Monday, 14 September 2015

Mayweather finishes bout, and maybe his career, with lopsided win over Berto



Mayweather came out attacking and scored an easy victory with a unanimous decision over Andre Berto in a welterweight world title bout at the MGM Grand Garden Arena, improving his record to 49-0. Despite all the skepticism about whether he is ready to start the next chapter in his life, Mayweather continued to insist that this was indeed his final fight.

“My career’s over,” he said during the postfight ring interview. “It’s official.”

He continued: “You got to know when to hang it up. I’m knocking at the door now. I’m close to 40 years old. There’s nothing else to prove in the sport of boxing.”

The final margins on the scorecards were 117-111, 118-110 and 120-108 as Berto’s record dropped to 30-4.

From the opening bell, Mayweather seemed intent on making sure this fight was different from his previous bout, against Manny Pacquiao, a defensive fight that was widely criticized as boring. Mayweather was fast with his jab in the opening round against Berto and looped several left hooks past Berto’s gloves.

Berto methodically plodded forward and threw sweeping right hands at Mayweather, connecting on few of them. In typical fashion, Mayweather allowed Berto to corner him on several occasions, and the crowd roared each time it appeared that the challenger had landed a punch.

Although Mayweather loosened up as the fight went on, lowering his hands and flopping around like a rag doll as he danced around the ring, much of the work was done at close range. He delivered several punishing right hooks to Berto’s rib cage while they clinched. When Berto tried to get in close and raised his right glove to hammer down a thundering blow, Mayweather craftily tucked his head at Berto’s side to keep out of harm’s way.

In the eighth round, with Mayweather’s back against the ropes and Berto standing in close, Mayweather jutted out his neck a couple of times, resting his chin on Berto’s left shoulder, sizing up his next move. Then, in a flash, Mayweather sprang back and delivered quick right and left hooks that sent sweat splashing from Berto’s head. Mayweather then spun to the other side of Berto, and when Berto turned to find him, Mayweather greeted him with another left hook.

By the 11th round, Mayweather appeared completely at ease. At one point, with his back against the corner post, he ducked beneath a sweeping punch from Berto and then looked back toward the ropes, mocking the miss. With his arms dangling by his sides, Mayweather tapped his feet back and forth, moving his legs like scissors, and urged the crowd on.

The playful antics came amid a fight in which the opponents showed plenty of hostility. At the end of several rounds, the referee had to get between them and push them back toward their corners. In the 10th round, the referee actually called a timeout and admonished the two men to stop talking trash.

Mayweather, 38, entered the bout insisting that it would be the last fight of his career, although many people inside and outside his camp were unconvinced.
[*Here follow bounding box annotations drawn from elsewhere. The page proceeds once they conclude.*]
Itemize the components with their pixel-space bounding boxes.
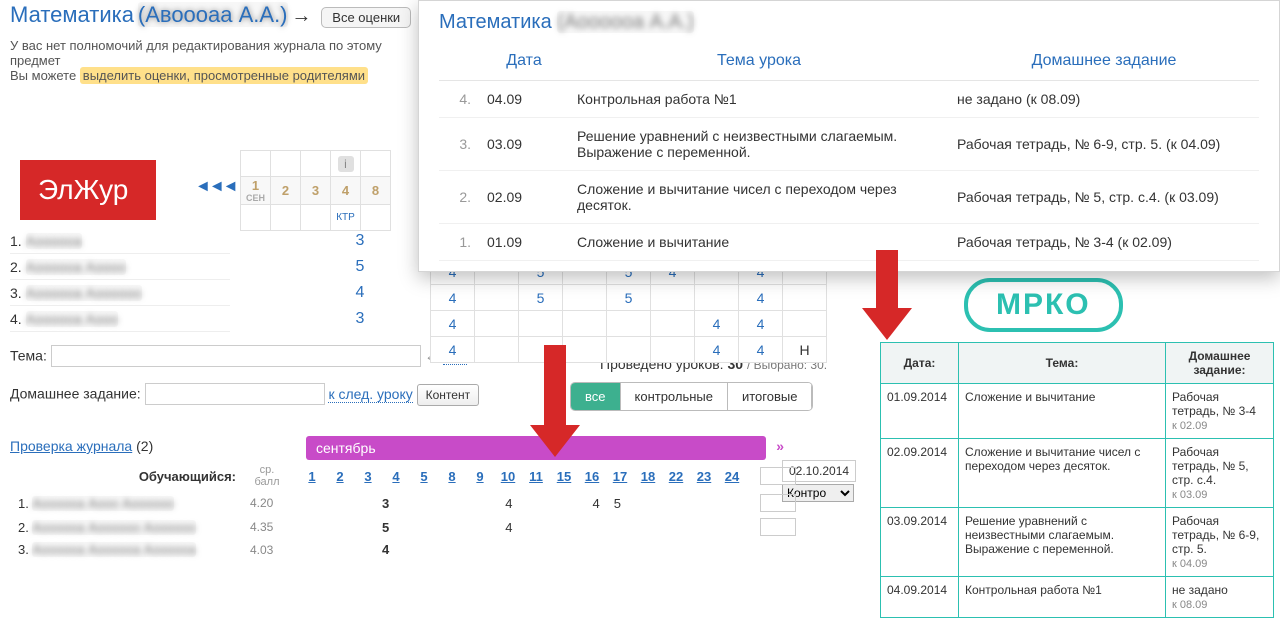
warning-line: У вас нет полномочий для редактирования …: [10, 38, 420, 68]
day-col[interactable]: 2: [271, 177, 301, 205]
grade-cell[interactable]: 4: [345, 280, 375, 306]
mrko-logo: МРКО: [964, 278, 1123, 332]
warning-highlight[interactable]: выделить оценки, просмотренные родителям…: [80, 67, 368, 84]
arrow-down-icon: [862, 250, 912, 350]
table-row: 04.09.2014Контрольная работа №1не задано…: [881, 577, 1274, 618]
student-row: 3. Аоооооа Аоооооо: [10, 280, 230, 306]
topic-input[interactable]: [51, 345, 421, 367]
mrko-col-hw: Домашнее задание:: [1166, 343, 1274, 384]
grade-input-box[interactable]: [760, 467, 796, 485]
hw-label: Домашнее задание:: [10, 386, 141, 402]
student-row: 4. Аоооооа Аооо: [10, 306, 230, 332]
student-row: 1. Аоооооа: [10, 228, 230, 254]
grade-cell[interactable]: 5: [345, 254, 375, 280]
all-grades-button[interactable]: Все оценки: [321, 7, 411, 28]
filter-tabs: все контрольные итоговые: [570, 382, 813, 411]
mrko-col-topic: Тема:: [959, 343, 1166, 384]
next-lesson-link[interactable]: к след. уроку: [328, 386, 412, 403]
grade-cell[interactable]: 3: [345, 306, 375, 332]
days-header-row: 1234589101115161718222324: [292, 462, 752, 490]
day-col[interactable]: 1СЕН: [241, 177, 271, 205]
date-header-grid: i 1СЕН 2 3 4 8 КТР: [240, 150, 391, 231]
arrow-glyph: →: [291, 5, 311, 27]
student-row: 2. Аоооооа Аоооо: [10, 254, 230, 280]
info-icon[interactable]: i: [338, 156, 354, 172]
table-row: 1.01.09Сложение и вычитаниеРабочая тетра…: [439, 224, 1259, 261]
month-next-icon[interactable]: »: [776, 438, 784, 454]
grades-column: 3 5 4 3: [345, 228, 375, 332]
lessons-popup: Математика (Аоооооа А.А.) Дата Тема урок…: [418, 0, 1280, 272]
permission-warning: У вас нет полномочий для редактирования …: [10, 38, 420, 83]
lessons-table: Дата Тема урока Домашнее задание 4.04.09…: [439, 42, 1259, 261]
students-list: 1. Аоооооа 2. Аоооооа Аоооо 3. Аоооооа А…: [10, 228, 230, 332]
lower-journal-table: Обучающийся: ср. балл 123458910111516171…: [10, 460, 804, 561]
col-hw: Домашнее задание: [949, 42, 1259, 81]
table-row: 1. Аоооооа Аооо Аоооооо 4.20 3445: [12, 492, 802, 514]
subject-title: Математика: [10, 2, 134, 27]
left-header: Математика (Авоооаа А.А.) → Все оценки У…: [10, 2, 420, 83]
journal-check: Проверка журнала (2): [10, 438, 153, 454]
kontent-button[interactable]: Контент: [417, 384, 479, 406]
journal-check-link[interactable]: Проверка журнала: [10, 438, 132, 454]
table-row: 3.03.09Решение уравнений с неизвестными …: [439, 118, 1259, 171]
grade-cell[interactable]: 3: [345, 228, 375, 254]
tab-final[interactable]: итоговые: [728, 383, 812, 410]
popup-title: Математика (Аоооооа А.А.): [439, 11, 1259, 34]
table-row: 03.09.2014Решение уравнений с неизвестны…: [881, 508, 1274, 577]
day-col[interactable]: 4: [331, 177, 361, 205]
day-col[interactable]: 3: [301, 177, 331, 205]
srball-header: ср. балл: [244, 462, 290, 490]
student-col-header: Обучающийся:: [12, 462, 242, 490]
table-row: 01.09.2014Сложение и вычитаниеРабочая те…: [881, 384, 1274, 439]
ktp-label: КТР: [331, 205, 361, 231]
col-topic: Тема урока: [569, 42, 949, 81]
elzur-logo: ЭлЖур: [20, 160, 156, 220]
table-row: 2.02.09Сложение и вычитание чисел с пере…: [439, 171, 1259, 224]
hw-input[interactable]: [145, 383, 325, 405]
warning-prefix: Вы можете: [10, 68, 80, 83]
grade-input-box[interactable]: [760, 518, 796, 536]
mid-grade-grid: 45544 4554 444 444Н: [430, 258, 827, 363]
subject-teacher: (Авоооаа А.А.): [138, 2, 288, 27]
tab-controls[interactable]: контрольные: [621, 383, 728, 410]
table-row: 4.04.09Контрольная работа №1не задано (к…: [439, 81, 1259, 118]
mrko-table: Дата: Тема: Домашнее задание: 01.09.2014…: [880, 342, 1274, 618]
table-row: 3. Аоооооа Аоооооа Аоооооа 4.03 4: [12, 540, 802, 559]
grade-input-box[interactable]: [760, 494, 796, 512]
topic-label: Тема:: [10, 348, 47, 364]
day-col[interactable]: 8: [361, 177, 391, 205]
table-row: 2. Аоооооа Аоооооо Аоооооо 4.35 54: [12, 516, 802, 538]
pager-prev-icon[interactable]: ◄◄◄: [195, 178, 237, 196]
lesson-form: Тема: ← КТП Домашнее задание: к след. ур…: [10, 345, 479, 406]
arrow-down-icon: [530, 345, 580, 465]
col-date: Дата: [479, 42, 569, 81]
table-row: 02.09.2014Сложение и вычитание чисел с п…: [881, 439, 1274, 508]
The victory gave Mayweather the same record as legendary heavyweight Rocky Marciano, and some analysts found it hard to believe that Mayweather, who has said he is the best fighter in history, would not try to surpass that mark.

Mayweather could also have a heavy financial incentive to keep fighting. This was the final bout in the six-fight contract he signed with Showtime in 2013, meaning that he is essentially a free agent and that he could peddle another fight for a huge payday.

Mayweather has said that his priority is preserving his health.

“Well, no one is in my shoes,” he said in the days before the fight. “My health is more important.”

And he is not struggling for money. Mayweather was set to make at least $32 million Saturday. In his fight against Pacquiao in May, the most lucrative in history, Mayweather made more than $200 million.

But even for all the success Mayweather has had in the ring, winning world titles in five weight classes, questions have swirled around his legacy, with assertions that he has sometimes avoided top competition. Despite an impressive record, Berto, 32, was not seen as a difficult opponent, having gone 3-3 in his previous six fights.

Yet Mayweather had said he was taking Berto seriously.

“He feels like he has nothing to lose,” Mayweather said before the fight, “and I think that when you got a guy that’s put in that situation, it makes him work that much harder because he got a chance to be one of the top guys in the sport when I’m through.”

Mayweather entered the ring as controversy focused on him outside it. The website SB Nation had reported a few days before the fight that Mayweather took an intravenous vitamin injection the day before he fought Pacquiao. The article raised questions of whether the fluids would have been a masking agent for performance-enhancing drugs and whether the injection broke Nevada State Athletic Commission rules.

But before Saturday night’s fight, Bob Bennett, the chairman of the commission, said that Mayweather had not taken any banned substances.